For many years, Lake Poopo, Bolivia’s second-largest lake, has supported the Uru people, also known as the “people of the lake.” Large in size, the lake has always fluctuated, from a mere 1,000 square kilometers to over 3,500 square kilometers in its peak in the late 80s. With such a sizable resource, the Uru people were able to create a unique culture that enabled them to dominate the lakeshore and surrounding regions. In their culture, when two Uru would decide to marry, traditional customs called for the building of a “family of reeds” on Lake Poopo, surviving off what they could forage along the lakeshore. Fish, eggs and hunted birds supported the local populace, keeping the environment in a rich, harmonic relationship that the Uru people thought would last for their entire lifetimes.
This thought is now little more than a memory to Luis Valero, a local Uru community leader who remembers when his grandfather saw the Lake as sustaining him and his people for all of their lives. The memory is now slowly draining away as Lake Poopo suffers from human-accelerated pollution. It is leaving the waters dried up and the Uru people are floundering and grasping for anything to sustain them.
How Poverty Began
For generations, the Uru people lived off the bounty of the Lake, but after Lake Poopo dried up in 2015, things took a turn for the worse, forcing the Uru people to settle on what remains of a lakeshore. The Uru people survived largely from an independent lifestyle tin which they did not need to generate extraneous products for trade. The men would support their families through hunting and fishing while the women largely worked in small crafts and trades. Now, with Lake Poopo suffering from human-accelerated pollution, many of the local men, unable to sustain their families or entertain the possibility of one, leave and look for work elsewhere. The results of water diversion projects for farming have drained Lake Poopo of its vitality and accelerated the Uru people to poverty as more continue to face a new reality they did not anticipate.
Effects of a Global Pandemic
The effects of the COVID-19 pandemic have only strained community bonds as the Uru people strive to replenish their cultural identity in the midst of deterioration. One of the consequences of the Lake’s accelerated pollution is the migration of cultural identity in the form of language. Speakers of the Uru-Cholo language have become less plentiful as young men, unable to find work around the lake as it dries up, explore opportunities outside the community in the mines and surrounding towns. This slow migration dissipates the community structure, leaving many women and men fighting to stay out of poverty. Their efforts have not gone unnoticed, though, as the Bolivian government has teamed up with local organizations in an effort to keep the Uru people’s language alive.
The Good News
Bolivia’s industrialization has created more wealth for the country and its workers. However, as more Bolivians have moved to the cities for opportunities working in salt and mineral mines, more pollution emerged.
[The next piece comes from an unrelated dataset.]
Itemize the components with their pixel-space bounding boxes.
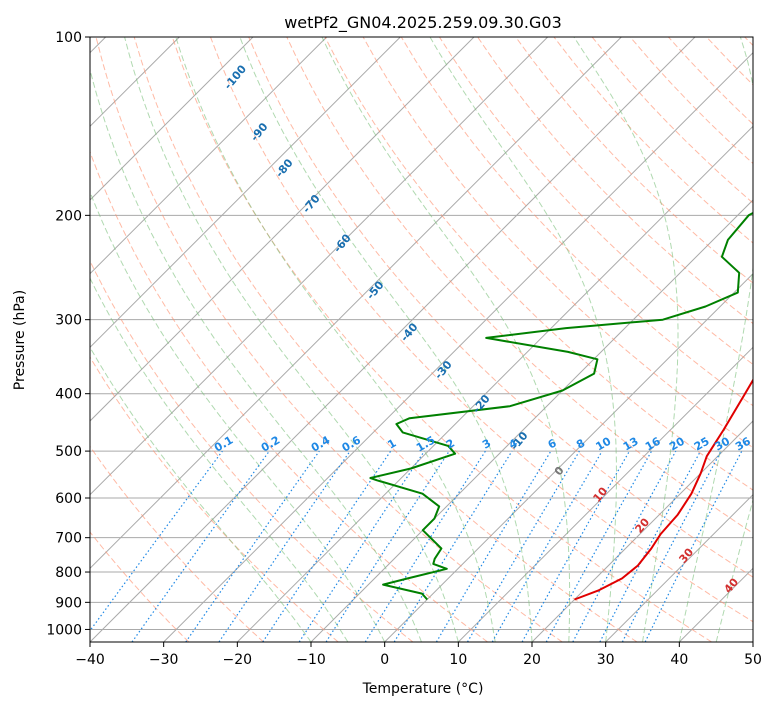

The level of pollution has deeply affected Lake Poopo and the surrounding shoreline communities of the Uru people, so when a severe drought in 2016 deeply depleted Lake Poopo of water, local volunteers banded together with one goal in mind: clean up the surviving lakes.
The humanitarian effort to clean the lakes drew hundreds of diligent volunteers from around the world, even attracting a French social media personality. Many people are hopeful the Lake can be improved, with some like local volunteer Magali Huarachi saying, “I think that if we all do our little bit, by picking up our garbage or coming to help here, then we are going to make this place beautiful in a while.” The Bolivian government is on their side, taking steps along with local organizations to continue preserving the community’s language to the Uru children through local teachers.